You could work in a mixed class, a special class in a mainstream school, a special needs school or further education college. You may teach individual pupils or small groups, often supported by a teaching assistant.

Your day-to-day duties could include:

  • teaching national curriculum subjects
  • helping pupils develop self-confidence, independence and abilities
  • preparing lessons and teaching materials
  • marking and assessing work
  • working with medical staff, therapists and psychologists
  • talking to parents and carers about a child's progress
  • attending meetings and training workshops
  • organising outings, social activities and sporting events

4. Salary

Starter: £22,200 to £27,800

Experienced: £32,800 to £37,800

Highly Experienced: £35,200 to £46,300

These figures are a guide.

Your salary will depend on where you're based, class size, and your responsibilities.

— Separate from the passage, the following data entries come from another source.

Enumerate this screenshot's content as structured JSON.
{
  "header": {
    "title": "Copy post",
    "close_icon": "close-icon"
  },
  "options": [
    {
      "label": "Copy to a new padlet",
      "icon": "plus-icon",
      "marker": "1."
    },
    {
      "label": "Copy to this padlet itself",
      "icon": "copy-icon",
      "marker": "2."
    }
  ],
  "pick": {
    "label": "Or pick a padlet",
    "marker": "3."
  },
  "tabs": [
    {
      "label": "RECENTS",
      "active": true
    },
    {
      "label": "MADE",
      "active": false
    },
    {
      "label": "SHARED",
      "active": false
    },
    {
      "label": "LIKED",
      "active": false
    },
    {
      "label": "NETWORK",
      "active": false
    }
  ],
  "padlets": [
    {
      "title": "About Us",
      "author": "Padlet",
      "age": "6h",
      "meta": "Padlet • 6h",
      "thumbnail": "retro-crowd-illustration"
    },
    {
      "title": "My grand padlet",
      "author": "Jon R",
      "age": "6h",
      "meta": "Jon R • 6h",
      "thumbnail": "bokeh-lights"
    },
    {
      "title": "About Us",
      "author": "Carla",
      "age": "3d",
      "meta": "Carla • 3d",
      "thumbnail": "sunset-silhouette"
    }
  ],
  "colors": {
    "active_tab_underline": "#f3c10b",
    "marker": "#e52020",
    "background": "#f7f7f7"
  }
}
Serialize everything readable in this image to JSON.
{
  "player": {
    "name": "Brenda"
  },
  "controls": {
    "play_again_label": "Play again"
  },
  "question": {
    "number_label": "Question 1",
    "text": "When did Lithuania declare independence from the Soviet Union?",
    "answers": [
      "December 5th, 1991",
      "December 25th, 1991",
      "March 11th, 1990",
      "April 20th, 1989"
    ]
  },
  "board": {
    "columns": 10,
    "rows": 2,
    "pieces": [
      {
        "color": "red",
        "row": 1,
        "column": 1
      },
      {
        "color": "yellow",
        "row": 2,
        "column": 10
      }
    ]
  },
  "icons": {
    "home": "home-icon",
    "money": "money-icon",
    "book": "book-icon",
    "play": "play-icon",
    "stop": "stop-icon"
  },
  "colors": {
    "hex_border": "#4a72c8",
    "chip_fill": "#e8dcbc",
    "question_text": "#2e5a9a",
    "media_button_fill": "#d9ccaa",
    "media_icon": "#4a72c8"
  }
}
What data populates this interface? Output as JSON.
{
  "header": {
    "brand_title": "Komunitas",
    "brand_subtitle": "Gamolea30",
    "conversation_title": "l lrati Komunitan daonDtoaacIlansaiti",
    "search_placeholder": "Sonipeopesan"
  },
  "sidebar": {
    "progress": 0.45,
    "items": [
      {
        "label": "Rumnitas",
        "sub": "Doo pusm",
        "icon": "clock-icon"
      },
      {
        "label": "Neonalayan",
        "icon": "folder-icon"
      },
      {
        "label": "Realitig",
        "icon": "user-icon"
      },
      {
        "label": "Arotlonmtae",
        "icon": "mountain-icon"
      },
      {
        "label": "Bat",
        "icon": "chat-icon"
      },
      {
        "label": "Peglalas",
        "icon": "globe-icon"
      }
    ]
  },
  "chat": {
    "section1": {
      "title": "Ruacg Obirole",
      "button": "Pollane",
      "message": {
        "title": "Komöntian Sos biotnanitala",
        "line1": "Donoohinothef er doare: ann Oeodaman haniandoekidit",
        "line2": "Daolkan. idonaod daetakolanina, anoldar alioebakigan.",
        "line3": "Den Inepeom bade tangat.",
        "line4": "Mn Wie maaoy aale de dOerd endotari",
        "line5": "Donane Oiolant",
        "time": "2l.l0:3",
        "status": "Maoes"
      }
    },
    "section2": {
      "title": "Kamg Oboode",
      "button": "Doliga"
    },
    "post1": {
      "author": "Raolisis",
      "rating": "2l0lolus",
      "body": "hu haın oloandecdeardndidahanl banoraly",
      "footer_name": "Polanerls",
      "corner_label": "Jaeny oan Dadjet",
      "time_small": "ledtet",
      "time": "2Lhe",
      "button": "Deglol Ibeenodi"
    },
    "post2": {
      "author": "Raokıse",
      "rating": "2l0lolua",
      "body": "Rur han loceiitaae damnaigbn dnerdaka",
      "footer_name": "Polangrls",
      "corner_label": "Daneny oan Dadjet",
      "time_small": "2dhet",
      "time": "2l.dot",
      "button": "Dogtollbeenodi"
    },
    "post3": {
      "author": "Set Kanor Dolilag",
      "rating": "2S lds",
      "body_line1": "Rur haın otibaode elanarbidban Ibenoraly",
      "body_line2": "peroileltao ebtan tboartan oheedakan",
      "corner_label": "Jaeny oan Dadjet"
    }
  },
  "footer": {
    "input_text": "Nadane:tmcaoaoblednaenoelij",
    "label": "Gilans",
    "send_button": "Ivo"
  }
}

The Department for Education has more information on salaries.

5. Working hours, patterns and environment

You'll usually start work between 8.30am to 9.15am and finish between 3.15pm to 4pm, Monday to Friday.

You'll spend extra time planning lessons, marking work and taking part in school activities.

6. Career path and progression

Most opportunities for SEN teaching are in mainstream schools, where you could become an SEN co-ordinator or head of department. At a special needs school you could become deputy head or headteacher.

There are also opportunities in pupil referral units, hospital schools or youth custody centres.